Bu açık bir işgal mantığı, açık bir sömürge ve manda yönetimi mantığıdır.
Kısaca Türkiye, içeriden büyük bir kuşatmanın,
İdeolojik, ekonomik ve stratejik olarak kurbanı yapılmak istenmektedir.
Bugün gözlerimizin içine baka baka 50 bin vatandaşımızın katiline el uzatanlar,
Onu Meclise çağırmak gibi bir şaşırmışlığı, sanki normalmiş gibi zikredenler,
Yürüttükleri şok doktrini sonucu güya pazarlık payını yüksek tutarak,
Teröristbaşı kanlı bebek katilini, bir barış güvercini gibi,
Hatta bir hak savunucusu gibi muhatap alanlar,
Türkiye’ye yıllardır ufak ufak zerk ettikleri zehrin son damlalarını da vermeyi planlıyorlar!
Değerli Katılımcılar;
Türkiye’yi, Türk milletini bu ölüm uykusuna yatıranlara mani olmalıyız,
Çünkü bu uykunun uyanışı yoktur!
İşte tam da bu yüzden,
Saray sultasını sona erdirmek için mücadele etmek zorundayız.

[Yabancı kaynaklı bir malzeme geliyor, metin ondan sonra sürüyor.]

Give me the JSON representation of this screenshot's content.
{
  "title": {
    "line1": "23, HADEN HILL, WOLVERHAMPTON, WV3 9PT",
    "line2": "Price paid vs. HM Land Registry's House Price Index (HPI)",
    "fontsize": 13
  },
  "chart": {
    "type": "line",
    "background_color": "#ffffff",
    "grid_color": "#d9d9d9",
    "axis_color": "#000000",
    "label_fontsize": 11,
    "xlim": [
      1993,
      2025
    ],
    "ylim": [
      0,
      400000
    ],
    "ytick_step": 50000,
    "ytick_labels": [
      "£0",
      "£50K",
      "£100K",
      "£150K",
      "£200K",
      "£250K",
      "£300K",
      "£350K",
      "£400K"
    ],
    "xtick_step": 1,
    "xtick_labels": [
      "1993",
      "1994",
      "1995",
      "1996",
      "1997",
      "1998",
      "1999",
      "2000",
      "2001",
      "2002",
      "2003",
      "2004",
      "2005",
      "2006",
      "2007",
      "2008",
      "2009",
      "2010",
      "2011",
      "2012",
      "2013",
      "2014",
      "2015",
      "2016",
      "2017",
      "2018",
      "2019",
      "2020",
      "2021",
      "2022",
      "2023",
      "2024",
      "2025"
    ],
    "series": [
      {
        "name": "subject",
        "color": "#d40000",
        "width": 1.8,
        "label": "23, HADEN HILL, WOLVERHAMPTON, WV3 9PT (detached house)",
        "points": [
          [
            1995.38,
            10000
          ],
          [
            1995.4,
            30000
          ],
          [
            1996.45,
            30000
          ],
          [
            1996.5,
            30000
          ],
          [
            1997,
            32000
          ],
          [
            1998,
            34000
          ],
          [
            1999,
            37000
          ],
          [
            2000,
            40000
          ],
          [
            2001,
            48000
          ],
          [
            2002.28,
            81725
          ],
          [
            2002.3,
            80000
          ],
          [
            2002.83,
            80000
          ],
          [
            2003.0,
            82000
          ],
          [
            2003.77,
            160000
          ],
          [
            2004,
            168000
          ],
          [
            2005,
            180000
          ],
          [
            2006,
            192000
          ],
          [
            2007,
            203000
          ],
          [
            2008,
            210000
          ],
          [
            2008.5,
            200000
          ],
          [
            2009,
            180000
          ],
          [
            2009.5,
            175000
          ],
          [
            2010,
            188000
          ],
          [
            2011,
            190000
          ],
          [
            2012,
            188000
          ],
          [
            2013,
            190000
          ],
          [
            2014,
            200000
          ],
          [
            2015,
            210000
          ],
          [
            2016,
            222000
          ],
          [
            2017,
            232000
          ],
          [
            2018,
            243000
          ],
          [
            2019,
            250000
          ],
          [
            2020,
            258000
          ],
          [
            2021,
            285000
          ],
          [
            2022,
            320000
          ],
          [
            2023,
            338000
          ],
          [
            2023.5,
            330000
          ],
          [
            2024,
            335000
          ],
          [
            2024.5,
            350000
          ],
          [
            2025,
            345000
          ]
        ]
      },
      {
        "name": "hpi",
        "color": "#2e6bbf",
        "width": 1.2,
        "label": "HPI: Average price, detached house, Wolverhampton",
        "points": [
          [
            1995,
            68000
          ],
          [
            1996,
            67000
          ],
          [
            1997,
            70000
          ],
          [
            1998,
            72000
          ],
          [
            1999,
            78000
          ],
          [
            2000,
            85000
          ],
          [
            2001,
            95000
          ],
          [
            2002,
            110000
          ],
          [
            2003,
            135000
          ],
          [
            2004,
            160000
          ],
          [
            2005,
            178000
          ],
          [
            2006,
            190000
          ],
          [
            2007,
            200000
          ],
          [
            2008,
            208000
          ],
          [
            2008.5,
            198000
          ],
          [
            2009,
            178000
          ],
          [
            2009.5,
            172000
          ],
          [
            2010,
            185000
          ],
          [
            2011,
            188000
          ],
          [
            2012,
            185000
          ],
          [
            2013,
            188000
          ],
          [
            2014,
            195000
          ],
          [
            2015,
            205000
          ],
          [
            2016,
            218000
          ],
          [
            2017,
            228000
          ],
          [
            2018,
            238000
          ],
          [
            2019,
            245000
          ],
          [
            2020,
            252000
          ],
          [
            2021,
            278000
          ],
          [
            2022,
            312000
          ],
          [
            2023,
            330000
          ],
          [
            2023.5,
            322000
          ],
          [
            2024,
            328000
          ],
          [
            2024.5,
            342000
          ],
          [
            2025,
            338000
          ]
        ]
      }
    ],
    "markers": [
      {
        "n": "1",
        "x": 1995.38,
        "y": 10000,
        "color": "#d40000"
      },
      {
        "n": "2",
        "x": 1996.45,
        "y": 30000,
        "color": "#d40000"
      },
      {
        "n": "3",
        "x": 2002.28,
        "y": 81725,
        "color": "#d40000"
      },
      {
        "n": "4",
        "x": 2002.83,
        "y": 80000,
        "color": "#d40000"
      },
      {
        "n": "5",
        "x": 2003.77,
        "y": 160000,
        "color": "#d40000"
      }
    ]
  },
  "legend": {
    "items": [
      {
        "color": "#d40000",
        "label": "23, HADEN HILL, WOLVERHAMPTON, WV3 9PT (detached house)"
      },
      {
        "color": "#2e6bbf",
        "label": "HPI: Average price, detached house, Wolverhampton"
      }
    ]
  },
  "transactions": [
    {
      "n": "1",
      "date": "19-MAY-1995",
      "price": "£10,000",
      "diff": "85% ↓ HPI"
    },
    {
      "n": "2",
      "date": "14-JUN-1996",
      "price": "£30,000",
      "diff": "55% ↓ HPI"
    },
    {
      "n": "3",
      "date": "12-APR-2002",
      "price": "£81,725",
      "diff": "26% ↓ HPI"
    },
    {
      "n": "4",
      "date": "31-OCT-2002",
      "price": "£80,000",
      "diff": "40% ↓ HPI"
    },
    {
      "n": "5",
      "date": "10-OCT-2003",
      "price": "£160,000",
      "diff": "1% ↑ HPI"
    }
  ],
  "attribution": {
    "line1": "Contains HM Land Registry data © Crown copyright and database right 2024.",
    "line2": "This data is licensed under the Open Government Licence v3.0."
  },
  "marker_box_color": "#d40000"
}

Devletin ve milletin birlikte hareket ettiği bir zeminde,
Bir başka çözüm sürecini de biz başlatmak zorundayız!
Çünkü bugün Türkiye’de ortak bir kimliğin ifadesi olarak,
Birlikte yaşama iradesinin,
Yani Cumhuriyetin somutlaşmış hali olarak,
Yurttaş olmak ve yurttaş kalmak sorunuyla karşı karşıyayız!
Kısaca “Türk kalmak sorunuyla” karşı karşıyayız!
Bu sorunu çözmek de,
İşte bu salonda bulunan,
Aklında, kalbinde ve ruhunda Atatürk'e şükran,
Türk milletine bağlılık,
Ve Cumhuriyete minnet dışında bir şey olmayan,
Türk Milliyetçilerinin, Atatürkçülerin ve Cumhuriyetçilerin ortak hareket edebilmesine bağlıdır.
Bugün, yıllarca "Kürt sorunu" diyerek,
Kürtleri bir sorun nesnesi haline getirenlerin,
Ülkemize hiçbir çözüm sunamayacağını biliyoruz.
Bugün, Türk milletinin en büyük sorunu,
Çözmek ve harekete geçirmekle mükellef olduğu sorumluluğu,
Cumhuriyet'ine ve haklarına sahip çıkmak meselesidir.
Sıla bebeğine, Narin kızına,
Mülakatta elenip intihar eden gencine,
Sokakta, evde gasp edilen, öldürülen kadınlarına,
Kesilen yada yakılan donra da beton dökülen ormanlarına sahip çıkmak meselesidir.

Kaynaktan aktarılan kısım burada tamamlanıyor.